No ammeter/voltimeter? Also, most of the AFR gauges are pretty pointless unless you're doing a wideband 02 setup. Most guys that have them with narrow-band and end up with pretty much meaningless data. Even a manifold vacuum gauge might be as useful as a fuel pressure guage for diagnosis.
 
No ammeter/voltimeter? Also, most of the AFR gauges are pretty pointless unless you're doing a wideband 02 setup. Most guys that have them with narrow-band and end up with pretty much meaningless data. Even a manifold vacuum gauge might be as useful as a fuel pressure guage for diagnosis.

I'm planning on WBO2 sensors on the car. Right now I'm planning both banks, although I may downgrade that to one bank, and I could also downgrade it to neither. MegaSquirt has the ability to self-tune with a WBO2 to a "target AFR" you put in.

There's the question about how much I care about that during normal use, but AFR is one of those things that can get too lean and the engine will seem to still run fine but then have detonation. With my estimated 400 HP out of a 351W, the engine will definitely have the ability to detonate.

Voltmeter would be a good standard and might be the more logical thing to go with for the 5-pack. I don't worry about ammeters.
 
I'm planning on WBO2 sensors on the car. Right now I'm planning both banks, although I may downgrade that to one bank, and I could also downgrade it to neither. MegaSquirt has the ability to self-tune with a WBO2 to a "target AFR" you put in.

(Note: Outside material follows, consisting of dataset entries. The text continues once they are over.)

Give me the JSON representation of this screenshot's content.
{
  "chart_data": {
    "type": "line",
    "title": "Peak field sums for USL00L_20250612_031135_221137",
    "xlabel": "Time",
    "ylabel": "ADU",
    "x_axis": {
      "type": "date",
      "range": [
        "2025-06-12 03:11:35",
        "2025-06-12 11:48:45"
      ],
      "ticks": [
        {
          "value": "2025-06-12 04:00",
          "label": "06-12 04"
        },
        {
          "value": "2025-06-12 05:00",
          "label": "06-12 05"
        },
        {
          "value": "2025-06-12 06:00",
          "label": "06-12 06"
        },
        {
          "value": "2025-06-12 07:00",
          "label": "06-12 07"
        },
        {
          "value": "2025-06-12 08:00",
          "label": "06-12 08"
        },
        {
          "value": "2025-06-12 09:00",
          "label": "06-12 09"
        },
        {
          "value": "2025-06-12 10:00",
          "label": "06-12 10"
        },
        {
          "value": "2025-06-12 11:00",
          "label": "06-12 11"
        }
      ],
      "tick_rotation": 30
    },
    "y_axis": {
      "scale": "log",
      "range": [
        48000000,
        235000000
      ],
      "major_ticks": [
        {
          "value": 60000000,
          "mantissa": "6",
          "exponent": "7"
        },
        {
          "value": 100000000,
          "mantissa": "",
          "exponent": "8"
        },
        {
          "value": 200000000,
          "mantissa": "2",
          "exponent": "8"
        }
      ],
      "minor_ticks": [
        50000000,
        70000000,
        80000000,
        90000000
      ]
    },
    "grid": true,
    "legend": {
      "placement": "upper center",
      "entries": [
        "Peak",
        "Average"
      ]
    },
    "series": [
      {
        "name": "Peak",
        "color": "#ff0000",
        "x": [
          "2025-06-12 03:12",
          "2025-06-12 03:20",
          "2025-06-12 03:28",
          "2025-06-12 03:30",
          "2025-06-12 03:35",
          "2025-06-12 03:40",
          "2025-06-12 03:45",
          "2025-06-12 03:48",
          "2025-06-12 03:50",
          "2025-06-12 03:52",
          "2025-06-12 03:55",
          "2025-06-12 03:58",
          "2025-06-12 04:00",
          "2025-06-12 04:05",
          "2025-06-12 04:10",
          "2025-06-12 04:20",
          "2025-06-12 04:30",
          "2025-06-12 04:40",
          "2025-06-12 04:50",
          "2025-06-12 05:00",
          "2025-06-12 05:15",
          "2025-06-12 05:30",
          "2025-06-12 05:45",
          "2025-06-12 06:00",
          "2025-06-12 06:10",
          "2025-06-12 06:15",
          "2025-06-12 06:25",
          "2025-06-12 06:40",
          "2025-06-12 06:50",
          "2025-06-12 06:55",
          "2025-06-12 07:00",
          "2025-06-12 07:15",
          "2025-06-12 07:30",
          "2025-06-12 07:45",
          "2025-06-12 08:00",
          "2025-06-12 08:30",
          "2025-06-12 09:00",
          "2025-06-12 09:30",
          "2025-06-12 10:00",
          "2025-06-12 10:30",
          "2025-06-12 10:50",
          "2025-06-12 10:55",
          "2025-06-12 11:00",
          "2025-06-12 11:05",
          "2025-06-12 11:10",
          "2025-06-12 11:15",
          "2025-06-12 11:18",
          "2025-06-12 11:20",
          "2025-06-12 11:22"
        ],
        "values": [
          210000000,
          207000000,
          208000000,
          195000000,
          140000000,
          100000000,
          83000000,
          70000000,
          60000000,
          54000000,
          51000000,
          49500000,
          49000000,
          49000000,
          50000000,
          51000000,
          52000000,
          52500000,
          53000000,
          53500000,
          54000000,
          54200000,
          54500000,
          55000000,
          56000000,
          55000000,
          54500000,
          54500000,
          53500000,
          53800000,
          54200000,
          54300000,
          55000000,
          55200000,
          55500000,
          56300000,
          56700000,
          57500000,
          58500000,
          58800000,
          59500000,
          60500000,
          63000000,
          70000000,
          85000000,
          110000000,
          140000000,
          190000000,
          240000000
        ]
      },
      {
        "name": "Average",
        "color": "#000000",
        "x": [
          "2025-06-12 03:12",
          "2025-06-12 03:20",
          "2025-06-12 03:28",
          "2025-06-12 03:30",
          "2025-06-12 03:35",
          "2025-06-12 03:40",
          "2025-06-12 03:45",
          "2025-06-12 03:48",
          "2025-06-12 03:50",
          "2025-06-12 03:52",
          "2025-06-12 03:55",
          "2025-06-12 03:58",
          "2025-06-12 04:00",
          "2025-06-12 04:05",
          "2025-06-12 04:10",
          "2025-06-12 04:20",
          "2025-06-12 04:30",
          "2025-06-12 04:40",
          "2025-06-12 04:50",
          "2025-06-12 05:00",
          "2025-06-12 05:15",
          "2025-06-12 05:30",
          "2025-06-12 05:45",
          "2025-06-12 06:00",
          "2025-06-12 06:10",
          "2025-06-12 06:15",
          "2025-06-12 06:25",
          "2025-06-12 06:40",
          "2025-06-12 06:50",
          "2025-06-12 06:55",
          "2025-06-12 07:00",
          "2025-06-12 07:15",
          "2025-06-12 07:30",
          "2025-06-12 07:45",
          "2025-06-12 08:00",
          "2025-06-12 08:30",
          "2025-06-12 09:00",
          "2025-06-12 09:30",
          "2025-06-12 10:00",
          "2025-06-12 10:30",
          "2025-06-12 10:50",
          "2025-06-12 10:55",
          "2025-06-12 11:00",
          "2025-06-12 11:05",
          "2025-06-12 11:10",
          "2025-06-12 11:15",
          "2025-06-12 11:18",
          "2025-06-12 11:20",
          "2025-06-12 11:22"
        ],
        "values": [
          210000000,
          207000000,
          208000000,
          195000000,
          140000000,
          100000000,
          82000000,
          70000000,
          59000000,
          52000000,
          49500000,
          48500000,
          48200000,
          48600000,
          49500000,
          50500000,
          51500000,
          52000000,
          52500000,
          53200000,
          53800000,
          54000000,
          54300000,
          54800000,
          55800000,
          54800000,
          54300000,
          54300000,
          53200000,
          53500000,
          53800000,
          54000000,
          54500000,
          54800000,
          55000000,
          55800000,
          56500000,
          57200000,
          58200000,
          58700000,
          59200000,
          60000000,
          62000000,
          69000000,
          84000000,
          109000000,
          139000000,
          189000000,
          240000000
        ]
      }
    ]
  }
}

There's the question about how much I care about that during normal use, but AFR is one of those things that can get too lean and the engine will seem to still run fine but then have detonation. With my estimated 400 HP out of a 351W, the engine will definitely have the ability to detonate.

Voltmeter would be a good standard and might be the more logical thing to go with for the 5-pack. I don't worry about ammeters.

Yeah, I'd go with Voltmeter, too. I have an ammeter in the boat (with single-wire alternator), but that's just how they did it back in 1976. Most people don't like having the power load running up to the dash for an ammeter vs a voltmeter, from a safety standpoint. The AFR is just one of those gauges that tends to swing back and forth a bit depending on operating conditions and such, which often makes it less useful unless fighting a detonation problem or trying to optimize the AFR for a particular operating range (like WOT or cruise RPM). I guess it just depends on if you want you gauge package to be a systems monitor, or a diagnostic/tuning center (not that those are always mutually exclusive).